• akademisyen iyi ders anlatamayabilir çünkü asıl amacı üretimdir. lakin akademisyen girdiği tüm derslerde bir farkındalıkyaratmak zorundadır.
    farkındalık kısmını açacak olursak: “bakın burada bazı bilgilerden bahsetmekteyim. bu sizin bilişsel boyutunuza bir düzeye kadar katkı sağlıyor. lakin bilgi bu kadar değildir, uçsuz bucaksızdır ve benim size verebildiğim bu kadarı harici sizin çabalarınıza kalmış kısımdır. lütfen verilenlerle yetinerek ‘herkes’ değil, verilmeyenlere ulaşarak ‘farklı’ olunuz.”
    görüldüğü üzere duyuşsal çalıştı. farkındalığı verebildiği müddetçe dilinin döndüğünce anlatması yeterlidir.
  • bugün osmanlıca dersimdeki hocam daha ilk günden '' kadın erkek ayırmam ağzım fena laf yapar hareketlerinize dikkat edin. '' diyerek tehdit etti. şimdi bu kadın iyi ders anlatsa ne olur anlatmasa ne olur? üstüne bu kadının akademik ders kitapları mevcut. baya baya türkiye cumhuriyeti üniversitelerine giden tarih öğrencileri, osmanlıca'yı kaynak olarak bu kadından öğrenmekte.

    edit: aylar sonra gelen edit. canım hocam benimmm.
  • akademisyen öğretmen demek değildir, ders vermek zorunda da değildir.

    diyelim ki ders veriyor, derse hazırlıklı gelmeli ve ögrenciyi gerekli kaynaklara yönlendirebilmelidir. öğrenciyi iyi yönlendiyor, dersin verileceği konu hakkında kapsamlı bilgiye sahipse yeter. nitekim ilkokuldaki gibi güzel anlatmak, öğrencilerin dikkatini çekmek zorunda filan değildir. ilgilenmiyorsa zaten öğrencinin ne işi var o bölümde.
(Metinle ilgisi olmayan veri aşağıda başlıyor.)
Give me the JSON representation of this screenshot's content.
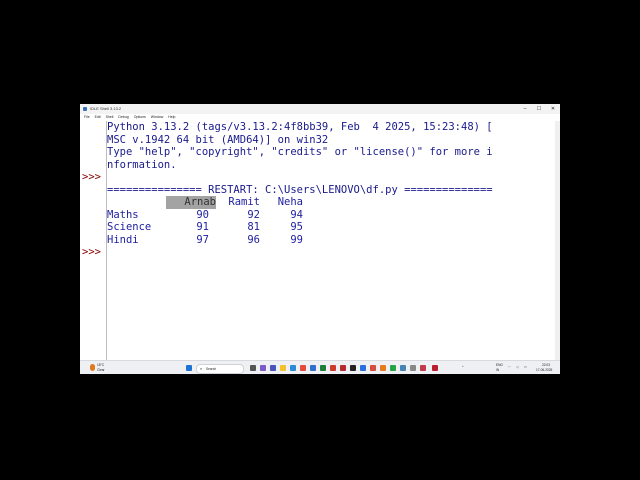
{
  "window": {
    "title": "IDLE Shell 3.13.2",
    "controls": {
      "minimize": "–",
      "maximize": "☐",
      "close": "✕"
    }
  },
  "menu": [
    "File",
    "Edit",
    "Shell",
    "Debug",
    "Options",
    "Window",
    "Help"
  ],
  "shell": {
    "banner": [
      "Python 3.13.2 (tags/v3.13.2:4f8bb39, Feb  4 2025, 15:23:48) [",
      "MSC v.1942 64 bit (AMD64)] on win32",
      "Type \"help\", \"copyright\", \"credits\" or \"license()\" for more i",
      "nformation."
    ],
    "prompt": ">>>",
    "restart_line": "=============== RESTART: C:\\Users\\LENOVO\\df.py ==============",
    "table": {
      "columns": [
        "Arnab",
        "Ramit",
        "Neha"
      ],
      "rows": [
        {
          "label": "Maths",
          "values": [
            "90",
            "92",
            "94"
          ]
        },
        {
          "label": "Science",
          "values": [
            "91",
            "81",
            "95"
          ]
        },
        {
          "label": "Hindi",
          "values": [
            "97",
            "96",
            "99"
          ]
        }
      ]
    }
  },
  "taskbar": {
    "weather_temp": "18°C",
    "weather_text": "Clear",
    "search_placeholder": "Search",
    "lang_top": "ENG",
    "lang_bottom": "IN",
    "time": "22:03",
    "date": "17-06-2025"
  },
  "icons": [
    "windows-icon",
    "search-icon",
    "chrome-icon",
    "explorer-icon",
    "store-icon",
    "teams-icon",
    "edge-icon"
  ]
}
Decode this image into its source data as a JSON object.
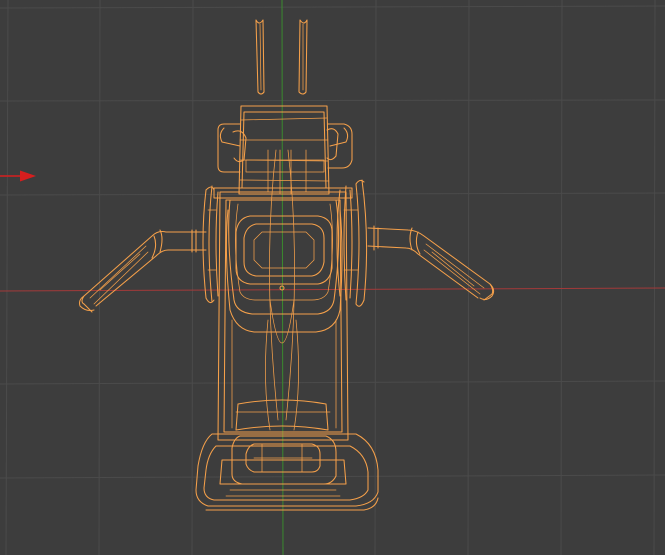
{
  "viewport": {
    "background_color": "#3d3d3d",
    "grid_color": "#4b4b4b",
    "x_axis_color": "#a33a3a",
    "y_axis_color": "#3a8a2e",
    "selection_color": "#f5a04a",
    "arrow_color": "#d81e1e",
    "selected_object": "robot-mesh-wireframe",
    "arrow_icon": "object-origin-arrow-icon"
  }
}
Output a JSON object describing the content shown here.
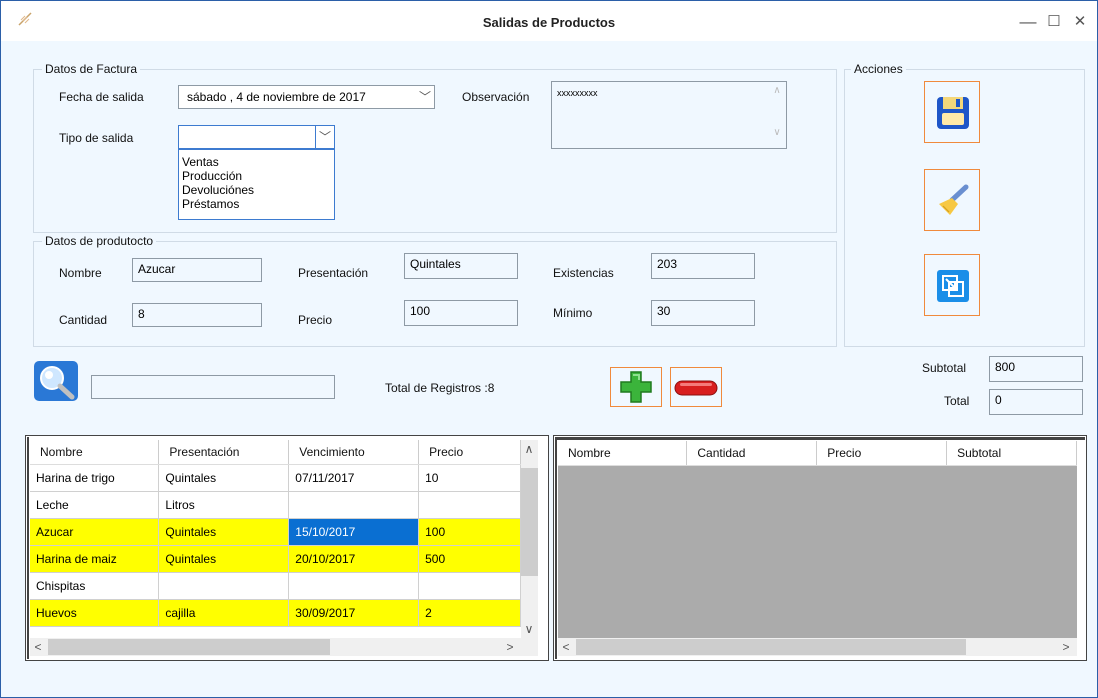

    akademisyenin daha çok araştırmasına odaklanması gerekir. ha illa ders vercem diyorsa da insanların vaktini ziyan etmesin lütfen. hala bütün dönem aynı kitabı açıp okuyan hocalar var ne yazık ki üniversitelerde.
  • akademisyenler tam olarak öğretmen sayılmasalar bile sonuçta “anlatan” ve “öğreten” konumunda oldukları için verdiği dersi iyi anlatmalıdır. yok efendim öğrenci araştırsın, merak etsin vs. diyenlere de aldırmamak lazım. eğer “örgün” bir eğitim alınıyorsa o zaman ders veren akademisyen o dersi iyi anlatmalıdır. eğer ders anlatmıyorsa akademisyenlik yapmasın gitsin özelde/devlette alanıyla ilgili bir işte çalışsın akademik ünvanını da o şekilde devam ettirsin herkes ders verecek diye bir kural yok sonuçta.
  • cevabı "hayır" olan sorunsal.

    bir akademisyenin asıl görevi araştırmalarda bulunup bilime yeni bir şeyler katmaktır. akademisyen bir öğretmenden önce bir bilim insanıdır. ve iyi ders anlatmanın bilimle herhangi bir alakası yoktur.

    aklınıza bir akademisyen getirin. bu adam/kadın muazzam bir araştırmacı ve gerçek bir bilim insanı olsun. ama farz edin ki bu kişi aynı zamanda peltek ya da kekeme. kelimeleri doğru düzgün telaffuz edemediği için ders de anlatamıyor. bu kişi "kötü akademisyen" mi şimdi? tabii ki hayır.
  • ben okutmanım, beni takmayacaksanız okur geçerim diyen embesili gördü bu gözler. sizinki de dert mi?
  • çok cahil var ülkemizde ama bu başlık iyi indikatör olmuş.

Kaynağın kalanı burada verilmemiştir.